Busk came to grips with the illegality of the act after he was jailed for his art.
“It did take a couple goes,” he laughs at having been sent to prison twice.
Not only is there rivalry between the authorities and artists, but also between the graffiti and street artists, who are keen not to be bunched together.
Busk considers street art a watered-down version of graffiti but he is philosophical about its place on the streets.
“We’re all artists. For me it’s always been about longevity. I’ll always be an artist so whether I’m in fashion, or in the galleries or not, is never an issue.”
Rich Simmons is one of the new breed of urban artists. Younger and without the old school links to the street, he’s using his creativity to publicise his main passion – using art as a therapy.
While he agrees many street artists are only interested in furthering their own careers, using an urban canvas as a quick way to a gallery, he’s adamant he has
a genuine interest in helping others.
“I can use my art to benefit their lives through using art as a therapy. I can use the gallery shows and the money that I make now to boost Art Is The Cure , which runs workshops and offer my studio space to them to up-and-coming artists,” he says.
But it’s not all serious for Simmons, especially with his work on the street.
“I get to put my personality out there. I get to tell jokes, put across my sense of humour. It’s all about telling little stories through imagery. The English are a very prudish people. We don’t like controversy much. If I can change people’s perspective on how they see certain things then that’s where I get my kicks.”
See the best and learn from the best in London at these galleries and workshops:
The Brick Lane Gallery: While Brick Lane itself is a walking street art exhibition, this gallery showcases some of the best.

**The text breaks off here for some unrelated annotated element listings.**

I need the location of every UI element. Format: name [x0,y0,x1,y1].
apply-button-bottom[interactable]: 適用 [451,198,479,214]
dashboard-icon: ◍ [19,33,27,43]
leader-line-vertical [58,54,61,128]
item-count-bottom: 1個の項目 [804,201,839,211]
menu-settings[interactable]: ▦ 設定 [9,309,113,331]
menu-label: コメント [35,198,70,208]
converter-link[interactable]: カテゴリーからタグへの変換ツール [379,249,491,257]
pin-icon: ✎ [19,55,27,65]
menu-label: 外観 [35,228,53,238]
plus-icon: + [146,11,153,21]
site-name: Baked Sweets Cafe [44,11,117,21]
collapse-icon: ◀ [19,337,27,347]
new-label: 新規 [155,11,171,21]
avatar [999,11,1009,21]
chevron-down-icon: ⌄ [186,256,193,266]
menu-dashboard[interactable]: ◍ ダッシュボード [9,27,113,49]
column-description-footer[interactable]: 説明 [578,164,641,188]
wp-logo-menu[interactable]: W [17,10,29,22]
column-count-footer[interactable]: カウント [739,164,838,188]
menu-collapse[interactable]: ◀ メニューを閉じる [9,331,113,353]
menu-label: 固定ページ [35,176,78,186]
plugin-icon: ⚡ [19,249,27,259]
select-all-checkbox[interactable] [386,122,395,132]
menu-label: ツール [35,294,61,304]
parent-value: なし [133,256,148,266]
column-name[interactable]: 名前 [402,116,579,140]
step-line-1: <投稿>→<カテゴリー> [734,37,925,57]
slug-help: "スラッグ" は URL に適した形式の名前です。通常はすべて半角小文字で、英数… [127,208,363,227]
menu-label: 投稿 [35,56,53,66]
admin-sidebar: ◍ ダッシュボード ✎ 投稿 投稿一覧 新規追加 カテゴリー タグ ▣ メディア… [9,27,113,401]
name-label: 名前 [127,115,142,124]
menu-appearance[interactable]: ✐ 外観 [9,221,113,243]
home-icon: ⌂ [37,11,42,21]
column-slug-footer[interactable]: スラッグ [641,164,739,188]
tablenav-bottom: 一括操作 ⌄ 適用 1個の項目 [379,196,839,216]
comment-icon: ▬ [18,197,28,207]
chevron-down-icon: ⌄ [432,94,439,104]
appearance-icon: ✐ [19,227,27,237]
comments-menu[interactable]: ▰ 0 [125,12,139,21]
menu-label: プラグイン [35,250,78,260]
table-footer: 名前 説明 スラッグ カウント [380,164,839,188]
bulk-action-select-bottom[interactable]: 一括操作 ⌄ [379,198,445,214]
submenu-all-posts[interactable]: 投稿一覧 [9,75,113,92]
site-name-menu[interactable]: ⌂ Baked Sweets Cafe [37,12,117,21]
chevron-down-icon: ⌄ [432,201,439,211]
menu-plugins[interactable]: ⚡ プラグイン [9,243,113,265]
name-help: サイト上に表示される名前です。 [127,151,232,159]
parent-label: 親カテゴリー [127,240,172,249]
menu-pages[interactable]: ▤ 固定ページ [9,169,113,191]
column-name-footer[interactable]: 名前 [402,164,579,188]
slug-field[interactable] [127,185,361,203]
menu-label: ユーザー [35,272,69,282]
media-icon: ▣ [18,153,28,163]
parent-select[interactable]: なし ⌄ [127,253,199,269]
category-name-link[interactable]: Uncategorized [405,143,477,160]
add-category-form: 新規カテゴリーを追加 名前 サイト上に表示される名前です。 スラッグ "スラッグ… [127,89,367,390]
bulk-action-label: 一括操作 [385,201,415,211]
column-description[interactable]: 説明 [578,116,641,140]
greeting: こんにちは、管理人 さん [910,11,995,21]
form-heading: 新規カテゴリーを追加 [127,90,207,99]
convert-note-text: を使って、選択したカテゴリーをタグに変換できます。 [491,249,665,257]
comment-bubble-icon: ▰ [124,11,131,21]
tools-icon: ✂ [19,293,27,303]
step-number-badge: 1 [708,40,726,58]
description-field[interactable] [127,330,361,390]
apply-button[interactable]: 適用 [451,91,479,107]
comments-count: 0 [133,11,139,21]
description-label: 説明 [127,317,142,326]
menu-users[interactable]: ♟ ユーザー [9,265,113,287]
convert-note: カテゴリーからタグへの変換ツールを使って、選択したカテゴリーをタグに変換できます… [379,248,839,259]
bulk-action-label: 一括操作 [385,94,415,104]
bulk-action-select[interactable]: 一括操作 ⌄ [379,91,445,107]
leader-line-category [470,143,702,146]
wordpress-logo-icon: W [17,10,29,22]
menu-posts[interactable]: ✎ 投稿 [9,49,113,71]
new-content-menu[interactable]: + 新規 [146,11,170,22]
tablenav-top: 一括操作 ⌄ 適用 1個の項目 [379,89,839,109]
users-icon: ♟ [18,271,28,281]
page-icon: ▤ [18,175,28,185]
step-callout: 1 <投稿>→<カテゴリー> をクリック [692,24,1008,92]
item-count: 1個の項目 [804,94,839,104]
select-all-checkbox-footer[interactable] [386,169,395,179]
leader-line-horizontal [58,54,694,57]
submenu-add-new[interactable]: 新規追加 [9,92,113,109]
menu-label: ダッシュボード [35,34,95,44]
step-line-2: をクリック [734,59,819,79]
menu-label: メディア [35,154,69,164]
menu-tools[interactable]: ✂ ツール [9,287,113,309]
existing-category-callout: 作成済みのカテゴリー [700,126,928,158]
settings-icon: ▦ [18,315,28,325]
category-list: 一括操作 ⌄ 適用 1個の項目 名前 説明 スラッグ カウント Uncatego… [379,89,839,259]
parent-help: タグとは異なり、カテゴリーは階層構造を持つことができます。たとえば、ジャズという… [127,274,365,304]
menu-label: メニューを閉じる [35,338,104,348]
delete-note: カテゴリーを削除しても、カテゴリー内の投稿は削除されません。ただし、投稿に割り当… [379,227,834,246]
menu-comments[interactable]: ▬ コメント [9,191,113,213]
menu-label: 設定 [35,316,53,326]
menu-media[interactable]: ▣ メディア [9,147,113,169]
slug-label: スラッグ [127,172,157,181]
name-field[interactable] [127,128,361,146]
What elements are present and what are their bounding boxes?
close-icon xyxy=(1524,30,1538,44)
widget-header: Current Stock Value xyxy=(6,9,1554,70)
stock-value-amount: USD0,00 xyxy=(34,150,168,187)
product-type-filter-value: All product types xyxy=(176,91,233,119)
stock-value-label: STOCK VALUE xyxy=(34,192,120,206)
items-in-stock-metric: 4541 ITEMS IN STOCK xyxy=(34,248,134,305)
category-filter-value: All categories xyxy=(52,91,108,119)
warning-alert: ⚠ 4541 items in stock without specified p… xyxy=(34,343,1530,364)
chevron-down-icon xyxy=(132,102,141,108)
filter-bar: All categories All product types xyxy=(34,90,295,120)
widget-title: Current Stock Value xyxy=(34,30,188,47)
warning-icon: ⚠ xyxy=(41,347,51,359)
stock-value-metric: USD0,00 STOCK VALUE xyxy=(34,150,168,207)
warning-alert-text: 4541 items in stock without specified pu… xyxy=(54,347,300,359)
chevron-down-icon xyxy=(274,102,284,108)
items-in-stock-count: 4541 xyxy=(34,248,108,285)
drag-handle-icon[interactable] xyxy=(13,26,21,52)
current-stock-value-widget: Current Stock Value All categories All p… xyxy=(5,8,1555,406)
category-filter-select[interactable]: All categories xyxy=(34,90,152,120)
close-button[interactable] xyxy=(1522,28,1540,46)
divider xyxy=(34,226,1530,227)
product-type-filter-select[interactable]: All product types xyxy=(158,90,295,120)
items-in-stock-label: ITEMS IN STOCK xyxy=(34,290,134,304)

196 Brick Lane, E1; Aldgate East Tube; Price: Free
London Street Art Tour: Because tags and graffiti are constantly being drawn or destroyed, this is the best way to see London’s rawest works.
84-86 Great Eastern St, EC2; Old Street Tube; Price: £15
Graffiti lessons: Andy Seize teaches the techniques behind tagging, shading, and drawing with aerosol paint.
Leake Street, Waterloo, SE1; Waterloo Tube; Price: £45-150
Signal Gallery: This venue embraces urban and street artists in an effort to push their creative boundaries.